Rikyu advocated for a return to basics and a focus on the pure experience of tea rather than elaborate rituals or ostentatious displays. Instead of immaculate utensils signifying extravagance, people drank tea from chipped bowls and worn pottery. He emphasized the importance of minimalism, rusticity, and the appreciation of imperfections not just in tea utensils but extended his influence to various aspects of Japanese culture and aesthetics.
What Wabi-sabi really means?
That, in essence, is Wabi-sabi—the Japanese principle of honoring the inherent beauty in imperfection and transience. It celebrates simplicity, modesty, and the beauty found in the natural cycles of growth and decay. The core principle of Wabi-sabi is that imperfection is both inevitable and inherently beautiful.
Everything is perfect, and yet there's always room for improvement. Shunryu Suzuki
If you’ve read the statistics, you’ll know that a staggering 89% of New Year’s resolutions don’t last. A significant reason for these abandoned dreams is that we tend to pursue our goals with an all-or-nothing mentality. We start the year aspiring to hit the gym five days a week, but by week 3, we find that schedule unsustainable. But instead of recalibrating our goals to more achievable standards, we abandon them altogether. But there’s an alternative.
As we begin a New Year and look ahead, we can apply the principles of Wabi-sabi to become better versions of ourselves or to finally attempt those someday goals that our perfectionist selves may have abandoned in the past.

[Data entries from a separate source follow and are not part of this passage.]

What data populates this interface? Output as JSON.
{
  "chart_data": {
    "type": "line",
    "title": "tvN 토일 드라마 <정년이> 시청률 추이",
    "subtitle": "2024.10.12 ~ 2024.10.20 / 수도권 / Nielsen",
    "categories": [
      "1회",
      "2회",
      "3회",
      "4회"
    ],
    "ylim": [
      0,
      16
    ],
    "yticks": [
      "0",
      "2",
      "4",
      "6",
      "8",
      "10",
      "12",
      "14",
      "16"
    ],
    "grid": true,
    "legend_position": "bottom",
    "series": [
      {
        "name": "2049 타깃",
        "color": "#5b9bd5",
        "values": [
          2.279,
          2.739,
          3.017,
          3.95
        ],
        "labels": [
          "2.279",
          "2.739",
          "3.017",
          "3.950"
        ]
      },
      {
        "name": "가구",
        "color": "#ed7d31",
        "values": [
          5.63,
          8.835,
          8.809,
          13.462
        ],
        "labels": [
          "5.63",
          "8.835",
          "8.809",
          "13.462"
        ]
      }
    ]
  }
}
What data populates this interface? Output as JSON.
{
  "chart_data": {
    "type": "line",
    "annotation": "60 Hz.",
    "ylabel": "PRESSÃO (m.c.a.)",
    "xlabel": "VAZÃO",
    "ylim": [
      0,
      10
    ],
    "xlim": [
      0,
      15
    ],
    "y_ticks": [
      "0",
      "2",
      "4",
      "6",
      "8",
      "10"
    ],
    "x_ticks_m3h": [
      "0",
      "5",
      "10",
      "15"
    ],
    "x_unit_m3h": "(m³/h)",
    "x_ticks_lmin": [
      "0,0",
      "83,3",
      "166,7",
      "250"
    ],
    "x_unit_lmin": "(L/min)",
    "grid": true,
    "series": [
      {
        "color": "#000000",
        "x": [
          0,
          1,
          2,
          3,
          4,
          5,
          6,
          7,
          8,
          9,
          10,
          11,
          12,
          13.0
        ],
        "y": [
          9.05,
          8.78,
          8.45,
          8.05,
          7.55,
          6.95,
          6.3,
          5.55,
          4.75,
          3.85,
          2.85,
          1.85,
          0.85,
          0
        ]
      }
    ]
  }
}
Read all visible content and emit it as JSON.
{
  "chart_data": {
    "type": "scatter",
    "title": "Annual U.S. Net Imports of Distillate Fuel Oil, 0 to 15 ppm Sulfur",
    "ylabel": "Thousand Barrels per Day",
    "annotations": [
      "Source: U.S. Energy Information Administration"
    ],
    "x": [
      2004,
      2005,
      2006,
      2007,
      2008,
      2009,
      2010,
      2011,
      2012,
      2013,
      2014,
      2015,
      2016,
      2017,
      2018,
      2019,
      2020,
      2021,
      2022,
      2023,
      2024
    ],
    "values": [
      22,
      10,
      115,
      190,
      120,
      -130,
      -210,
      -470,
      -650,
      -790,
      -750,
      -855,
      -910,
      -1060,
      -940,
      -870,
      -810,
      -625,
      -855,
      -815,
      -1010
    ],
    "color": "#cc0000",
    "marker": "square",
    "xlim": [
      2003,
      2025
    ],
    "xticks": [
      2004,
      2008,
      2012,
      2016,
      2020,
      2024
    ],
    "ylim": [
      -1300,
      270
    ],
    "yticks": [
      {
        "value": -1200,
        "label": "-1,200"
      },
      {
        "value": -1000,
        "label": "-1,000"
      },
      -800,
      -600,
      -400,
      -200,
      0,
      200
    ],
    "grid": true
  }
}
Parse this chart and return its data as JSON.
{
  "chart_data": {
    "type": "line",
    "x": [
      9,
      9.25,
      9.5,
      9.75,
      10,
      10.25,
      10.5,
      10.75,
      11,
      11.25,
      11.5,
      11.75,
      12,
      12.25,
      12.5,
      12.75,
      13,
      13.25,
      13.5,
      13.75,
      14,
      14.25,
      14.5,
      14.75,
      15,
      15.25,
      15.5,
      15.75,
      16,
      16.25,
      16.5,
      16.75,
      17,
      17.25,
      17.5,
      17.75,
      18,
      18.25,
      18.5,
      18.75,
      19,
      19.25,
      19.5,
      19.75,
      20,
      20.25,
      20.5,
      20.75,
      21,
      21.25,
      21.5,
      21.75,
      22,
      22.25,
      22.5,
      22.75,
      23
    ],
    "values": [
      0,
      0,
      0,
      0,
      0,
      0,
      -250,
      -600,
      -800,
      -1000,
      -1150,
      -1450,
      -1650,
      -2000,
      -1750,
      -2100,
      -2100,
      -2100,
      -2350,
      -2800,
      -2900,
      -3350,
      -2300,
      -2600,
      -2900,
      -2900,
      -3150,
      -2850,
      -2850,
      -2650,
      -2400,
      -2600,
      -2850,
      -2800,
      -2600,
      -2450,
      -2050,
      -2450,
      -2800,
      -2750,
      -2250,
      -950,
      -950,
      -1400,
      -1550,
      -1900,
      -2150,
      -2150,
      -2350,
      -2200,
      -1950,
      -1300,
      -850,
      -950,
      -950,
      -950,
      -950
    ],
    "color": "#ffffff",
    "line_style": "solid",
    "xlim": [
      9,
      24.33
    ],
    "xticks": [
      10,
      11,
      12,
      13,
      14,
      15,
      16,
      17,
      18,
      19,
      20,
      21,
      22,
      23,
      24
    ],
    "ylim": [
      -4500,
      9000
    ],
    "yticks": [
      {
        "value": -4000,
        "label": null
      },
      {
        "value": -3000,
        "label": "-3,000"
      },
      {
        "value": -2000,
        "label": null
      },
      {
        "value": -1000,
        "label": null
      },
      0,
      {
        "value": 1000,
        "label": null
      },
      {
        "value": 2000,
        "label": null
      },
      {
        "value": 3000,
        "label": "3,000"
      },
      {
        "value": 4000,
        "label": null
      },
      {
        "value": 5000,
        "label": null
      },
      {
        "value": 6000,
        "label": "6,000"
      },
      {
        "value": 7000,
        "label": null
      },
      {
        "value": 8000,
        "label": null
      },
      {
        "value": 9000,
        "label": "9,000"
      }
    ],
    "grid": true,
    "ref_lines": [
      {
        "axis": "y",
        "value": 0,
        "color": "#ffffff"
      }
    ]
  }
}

Eight Wabi-sabi principles for personal growth
Wabi-sabi encourages an acceptance of imperfections and flaws. Instead of setting rigid and unrealistic resolutions, consider embracing the idea that progress is more important than perfection and allow yourself time and space for setbacks and challenges. They are a natural part of the journey and don't diminish the value of your efforts.
Keep it simple
Wabi-sabi appreciates simplicity and minimalism. Choose a few meaningful and achievable goals rather than overwhelming yourself with a long list of resolutions. This can help you maintain a sense of clarity and purpose throughout the year.
Wabi-sabi encourages mindfulness and being present in the moment. Apply this principle to your resolutions by focusing on the journey rather than fixating solely on the result. Mindful living can enhance your awareness, helping you appreciate the small, meaningful steps you take toward your goals.
Connect with Nature
Wabi-sabi often draws inspiration from nature. Consider incorporating a connection with nature this year. Whether it's spending more time outdoors, practicing mindfulness in natural settings, or adopting eco-friendly habits, aligning with nature can enhance your well-being.
Appreciate the Process
Wabi-sabi values the beauty found in the process of creation and transformation. Take a moment to appreciate the journey and the growth you experience along the way. Celebrate small victories and acknowledge the lessons learned, even if they come from challenges.
Wabi-sabi acknowledges the beauty in the changing seasons and the impermanence of all things. Recognize the transient nature of life. Embrace change as an opportunity for growth and renewal, allowing you to evolve and explore new aspects of your potential.
Wabi-sabi encourages an attitude of gratitude for simple pleasures and experiences. Develop a gratitude practice by acknowledging and appreciating the positive aspects of your life.
Wabi-sabi teaches us to appreciate the gradual unfolding of life and personal development, understanding that growth is a continuous process. Cultivate patience in your journey because achieving hidden potential often takes time and persistence.
So, go ahead. Sign up for the half marathon, begin writing your book, create your business venture, and do whatever else you’ve always aspired to do – the Wabi-sabi way. The key is to remember this:
It’s not about where you go. It’s about how far you travel.